9. 1 Cor. 3:11-15 is only about having your bad works burned away on Judgment Day. It's not about Purgatory.

That's precisely what a description of Purgatory should look like: having your bad works burned away. If it takes place on Judgment Day, then Purgatory exists on Judgment Day. And if souls are going to heaven before that, and they are, then they are like us, and will need the same purification that most of us do. So 1 Cor. 3:11-15 teaches the existence of Purgatory by describing it on Judgment Day, and implies its necessity for all generations in precisely the way that the Catholic Church believes. 

10. 2 Maccabees 12:43-45 isn't even part of Scripture. It's part of the Apocrypha.

What Protestants call the Apocrypha is actually part of the Bible. 2 Maccabees is an example. It is a book long believed in and accepted by Christians, proclaimed as Scripture in the early Councils that defined the Canon, and attested to by the New Testament in passages that mention it as being part of the Bible.

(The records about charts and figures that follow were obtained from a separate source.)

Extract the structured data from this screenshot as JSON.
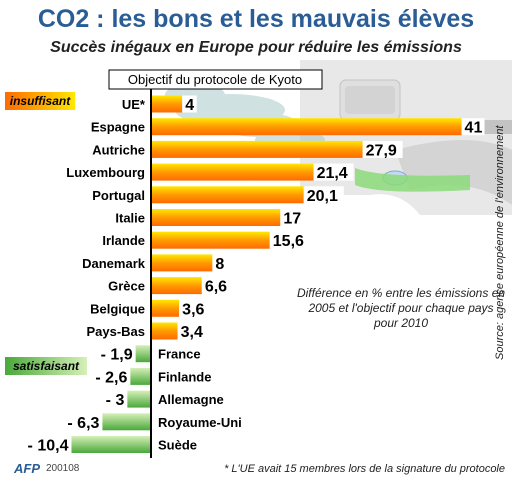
{
  "title": "CO2 : les bons et les mauvais élèves",
  "subtitle": "Succès inégaux en Europe pour réduire les émissions",
  "kyoto_label": "Objectif du protocole de Kyoto",
  "group_labels": {
    "bad": "insuffisant",
    "good": "satisfaisant"
  },
  "note": "Différence en % entre les émissions en 2005 et l'objectif pour chaque pays pour 2010",
  "source": "Source: agence européenne de l'environnement",
  "footnote": "* L'UE avait 15 membres lors de la signature du protocole",
  "credit": "AFP",
  "credit_date": "200108",
  "colors": {
    "title": "#2a5d95",
    "bar_hot": "#ff6a00",
    "bar_warm": "#ffe800",
    "bar_good_dark": "#4aa83a",
    "bar_good_light": "#d6f0b8",
    "axis": "#000000"
  },
  "chart_data": {
    "type": "bar",
    "orientation": "horizontal",
    "categories": [
      "UE*",
      "Espagne",
      "Autriche",
      "Luxembourg",
      "Portugal",
      "Italie",
      "Irlande",
      "Danemark",
      "Grèce",
      "Belgique",
      "Pays-Bas",
      "France",
      "Finlande",
      "Allemagne",
      "Royaume-Uni",
      "Suède"
    ],
    "values": [
      4,
      41,
      27.9,
      21.4,
      20.1,
      17,
      15.6,
      8,
      6.6,
      3.6,
      3.4,
      -1.9,
      -2.6,
      -3,
      -6.3,
      -10.4
    ],
    "value_labels": [
      "4",
      "41",
      "27,9",
      "21,4",
      "20,1",
      "17",
      "15,6",
      "8",
      "6,6",
      "3,6",
      "3,4",
      "- 1,9",
      "- 2,6",
      "- 3",
      "- 6,3",
      "- 10,4"
    ],
    "xlabel": "",
    "ylabel": "",
    "baseline": 0,
    "grid": false
  }
}
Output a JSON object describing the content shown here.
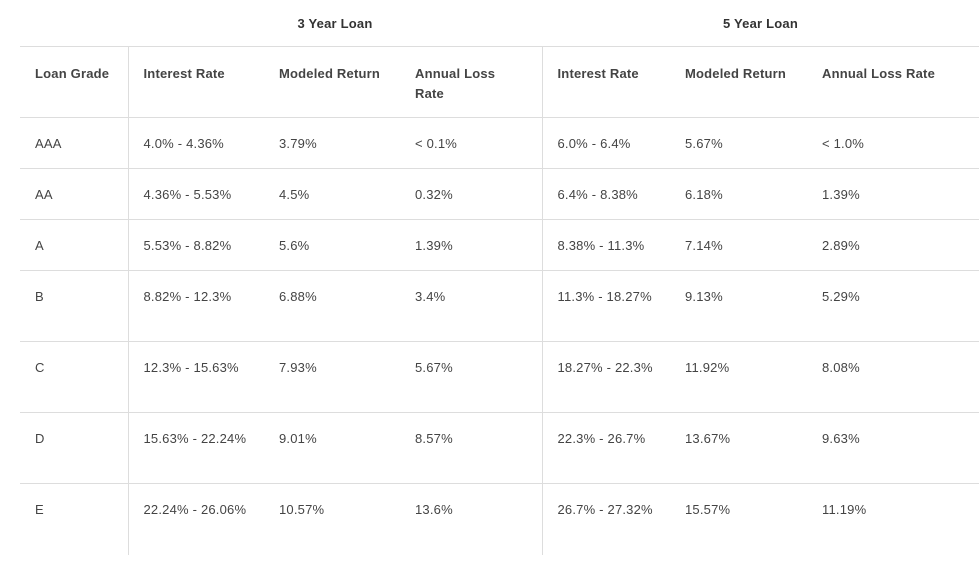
{
  "groups": {
    "three_year": "3 Year Loan",
    "five_year": "5 Year Loan"
  },
  "columns": {
    "grade": "Loan Grade",
    "interest_rate": "Interest Rate",
    "modeled_return": "Modeled Return",
    "annual_loss_rate": "Annual Loss Rate"
  },
  "rows": [
    {
      "grade": "AAA",
      "y3_rate": "4.0% - 4.36%",
      "y3_return": "3.79%",
      "y3_loss": "< 0.1%",
      "y5_rate": "6.0% - 6.4%",
      "y5_return": "5.67%",
      "y5_loss": "< 1.0%"
    },
    {
      "grade": "AA",
      "y3_rate": "4.36% - 5.53%",
      "y3_return": "4.5%",
      "y3_loss": "0.32%",
      "y5_rate": "6.4% - 8.38%",
      "y5_return": "6.18%",
      "y5_loss": "1.39%"
    },
    {
      "grade": "A",
      "y3_rate": "5.53% - 8.82%",
      "y3_return": "5.6%",
      "y3_loss": "1.39%",
      "y5_rate": "8.38% - 11.3%",
      "y5_return": "7.14%",
      "y5_loss": "2.89%"
    },
    {
      "grade": "B",
      "y3_rate": "8.82% - 12.3%",
      "y3_return": "6.88%",
      "y3_loss": "3.4%",
      "y5_rate": "11.3% - 18.27%",
      "y5_return": "9.13%",
      "y5_loss": "5.29%"
    },
    {
      "grade": "C",
      "y3_rate": "12.3% - 15.63%",
      "y3_return": "7.93%",
      "y3_loss": "5.67%",
      "y5_rate": "18.27% - 22.3%",
      "y5_return": "11.92%",
      "y5_loss": "8.08%"
    },
    {
      "grade": "D",
      "y3_rate": "15.63% - 22.24%",
      "y3_return": "9.01%",
      "y3_loss": "8.57%",
      "y5_rate": "22.3% - 26.7%",
      "y5_return": "13.67%",
      "y5_loss": "9.63%"
    },
    {
      "grade": "E",
      "y3_rate": "22.24% - 26.06%",
      "y3_return": "10.57%",
      "y3_loss": "13.6%",
      "y5_rate": "26.7% - 27.32%",
      "y5_return": "15.57%",
      "y5_loss": "11.19%"
    }
  ]
}
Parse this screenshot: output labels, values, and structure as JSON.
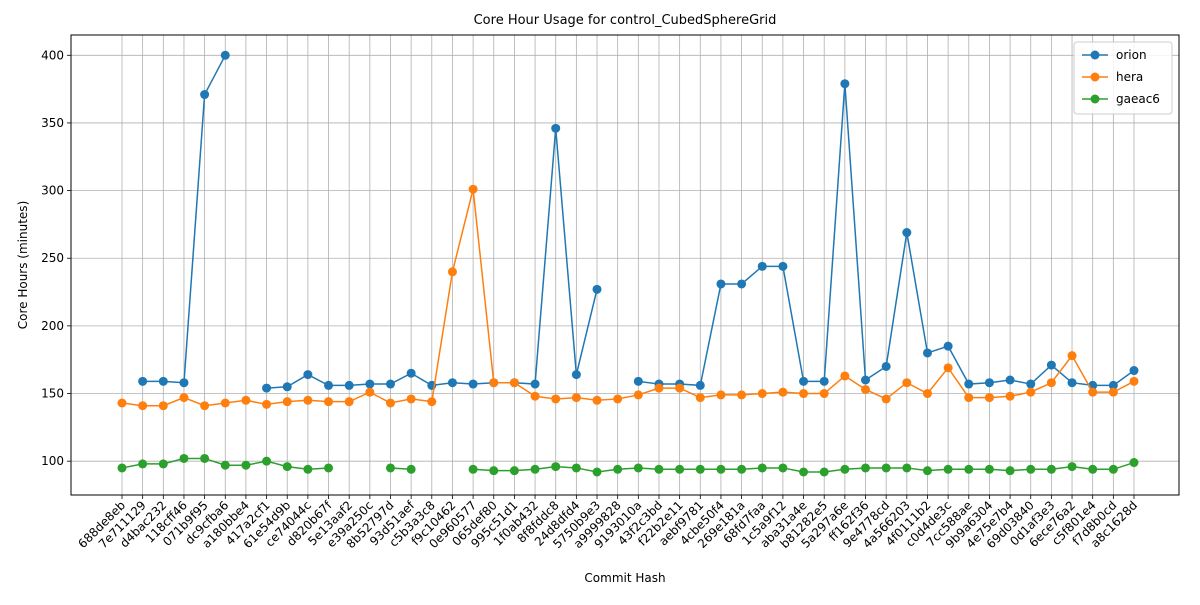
{
  "chart_data": {
    "type": "line",
    "title": "Core Hour Usage for control_CubedSphereGrid",
    "xlabel": "Commit Hash",
    "ylabel": "Core Hours (minutes)",
    "ylim": [
      75,
      415
    ],
    "yticks": [
      100,
      150,
      200,
      250,
      300,
      350,
      400
    ],
    "grid": true,
    "legend_position": "top-right",
    "categories": [
      "688de8eb",
      "7e711129",
      "d4bac232",
      "118cff46",
      "071b9f95",
      "dc9cfba6",
      "a180bbe4",
      "417a2cf1",
      "61e54d9b",
      "ce74044c",
      "d820b67f",
      "5e13aaf2",
      "e39a250c",
      "8b52797d",
      "93d51aef",
      "c5b3a3c8",
      "f9c10462",
      "0e960577",
      "065def80",
      "995c51d1",
      "1f0ab432",
      "8f8fddc8",
      "24d8dfd4",
      "5750b9e3",
      "a9999828",
      "9193010a",
      "43f2c3bd",
      "f22b2e11",
      "aebf9781",
      "4cbe50f4",
      "269e181a",
      "68fd7faa",
      "1c5a9f12",
      "aba31a4e",
      "b81282e5",
      "5a297a6e",
      "ff162f36",
      "9e4778cd",
      "4a566203",
      "4f0111b2",
      "c0d4de3c",
      "7cc588ae",
      "9b9a6304",
      "4e75e7b4",
      "69d03840",
      "0d1af3e3",
      "6ece76a2",
      "c5f801e4",
      "f7d8b0cd",
      "a8c1628d"
    ],
    "series": [
      {
        "name": "orion",
        "color": "#1f77b4",
        "values": [
          null,
          159,
          159,
          158,
          371,
          400,
          null,
          154,
          155,
          164,
          156,
          156,
          157,
          157,
          165,
          156,
          158,
          157,
          158,
          158,
          157,
          346,
          164,
          227,
          null,
          159,
          157,
          157,
          156,
          231,
          231,
          244,
          244,
          159,
          159,
          379,
          160,
          170,
          269,
          180,
          185,
          157,
          158,
          160,
          157,
          171,
          158,
          156,
          156,
          167
        ]
      },
      {
        "name": "hera",
        "color": "#ff7f0e",
        "values": [
          143,
          141,
          141,
          147,
          141,
          143,
          145,
          142,
          144,
          145,
          144,
          144,
          151,
          143,
          146,
          144,
          240,
          301,
          158,
          158,
          148,
          146,
          147,
          145,
          146,
          149,
          154,
          154,
          147,
          149,
          149,
          150,
          151,
          150,
          150,
          163,
          153,
          146,
          158,
          150,
          169,
          147,
          147,
          148,
          151,
          158,
          178,
          151,
          151,
          159
        ]
      },
      {
        "name": "gaeac6",
        "color": "#2ca02c",
        "values": [
          95,
          98,
          98,
          102,
          102,
          97,
          97,
          100,
          96,
          94,
          95,
          null,
          null,
          95,
          94,
          null,
          null,
          94,
          93,
          93,
          94,
          96,
          95,
          92,
          94,
          95,
          94,
          94,
          94,
          94,
          94,
          95,
          95,
          92,
          92,
          94,
          95,
          95,
          95,
          93,
          94,
          94,
          94,
          93,
          94,
          94,
          96,
          94,
          94,
          99
        ]
      }
    ]
  }
}
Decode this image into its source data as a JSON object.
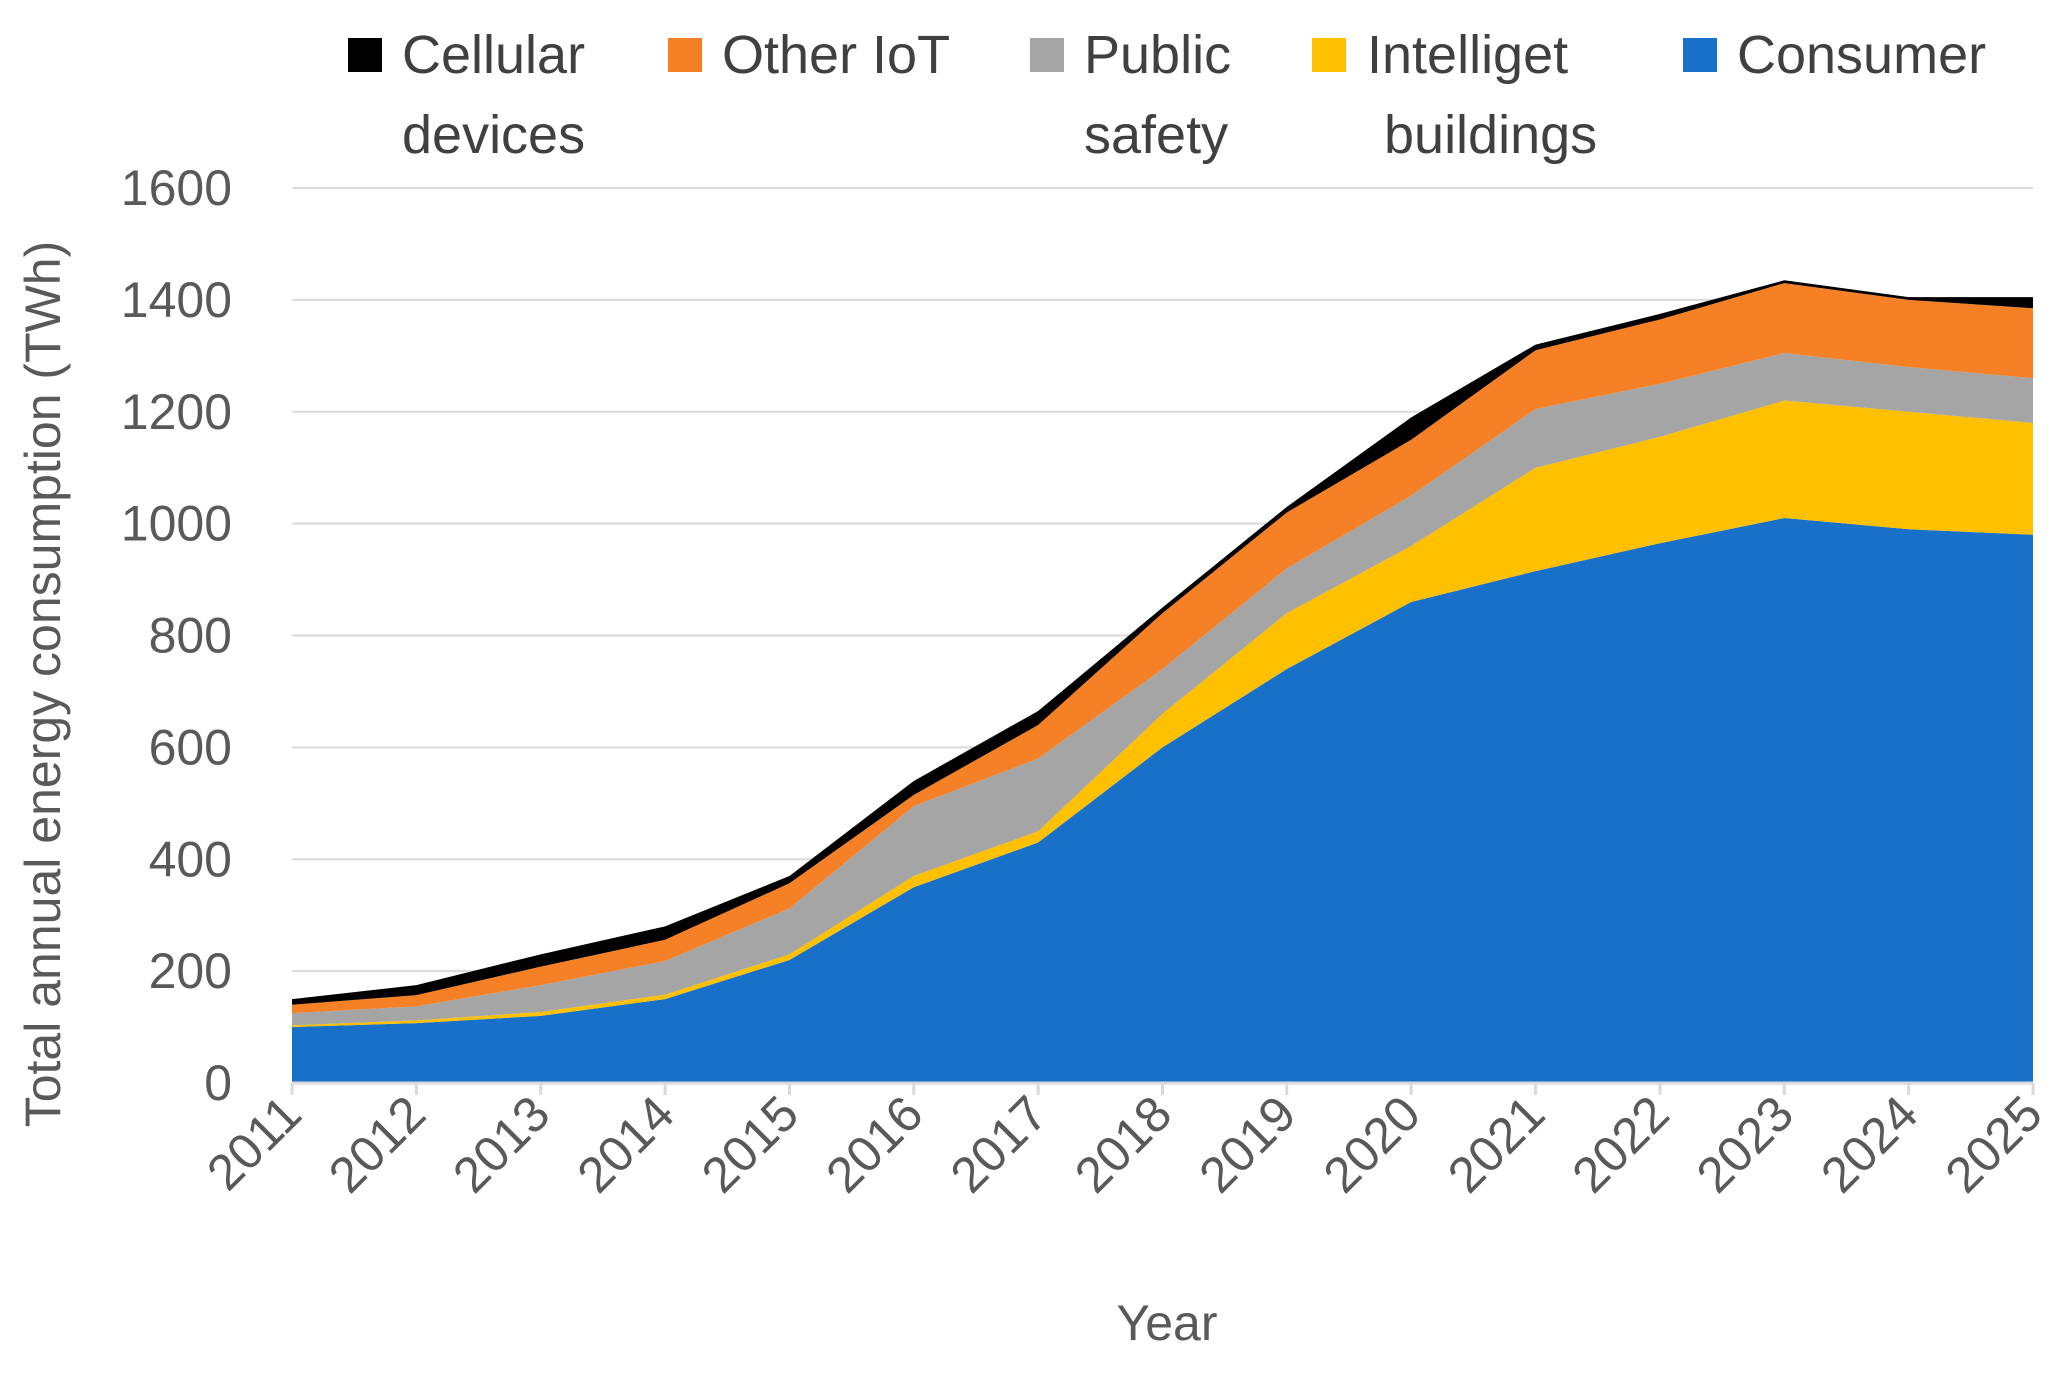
{
  "chart_data": {
    "type": "area",
    "stacked": true,
    "title": "",
    "xlabel": "Year",
    "ylabel": "Total annual energy consumption (TWh)",
    "ylim": [
      0,
      1600
    ],
    "yticks": [
      0,
      200,
      400,
      600,
      800,
      1000,
      1200,
      1400,
      1600
    ],
    "grid": true,
    "legend_position": "top",
    "categories": [
      "2011",
      "2012",
      "2013",
      "2014",
      "2015",
      "2016",
      "2017",
      "2018",
      "2019",
      "2020",
      "2021",
      "2022",
      "2023",
      "2024",
      "2025"
    ],
    "series": [
      {
        "name": "Consumer",
        "legend_lines": [
          "Consumer"
        ],
        "color": "#1870C9",
        "values": [
          100,
          107,
          120,
          150,
          220,
          350,
          430,
          600,
          740,
          860,
          915,
          965,
          1010,
          990,
          980
        ]
      },
      {
        "name": "Intelliget buildings",
        "legend_lines": [
          "Intelliget",
          "buildings"
        ],
        "color": "#FFC000",
        "values": [
          3,
          5,
          7,
          8,
          10,
          20,
          20,
          60,
          100,
          100,
          185,
          190,
          210,
          210,
          200
        ]
      },
      {
        "name": "Public safety",
        "legend_lines": [
          "Public",
          "safety"
        ],
        "color": "#A5A5A5",
        "values": [
          22,
          25,
          48,
          60,
          82,
          125,
          130,
          80,
          80,
          90,
          105,
          95,
          85,
          80,
          80
        ]
      },
      {
        "name": "Other IoT",
        "legend_lines": [
          "Other IoT"
        ],
        "color": "#F58025",
        "values": [
          15,
          20,
          33,
          38,
          45,
          20,
          60,
          100,
          100,
          100,
          105,
          115,
          125,
          120,
          125
        ]
      },
      {
        "name": "Cellular devices",
        "legend_lines": [
          "Cellular",
          "devices"
        ],
        "color": "#000000",
        "values": [
          10,
          18,
          22,
          24,
          13,
          25,
          25,
          10,
          10,
          40,
          10,
          10,
          5,
          5,
          20
        ]
      }
    ],
    "legend_order": [
      "Cellular devices",
      "Other IoT",
      "Public safety",
      "Intelliget buildings",
      "Consumer"
    ]
  }
}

See "Canon of Scripture." And even if it wasn't, it still is evidence for our doctrine, because it is part of our history with the Jewish people, and if they believed in Purgatory and even had it as part of their religion, then we need to take that into account when deciding whether to believe it or not. The Church proclaims Purgatory and accepts this passage as evidence of it, and by examining it anyone can see why.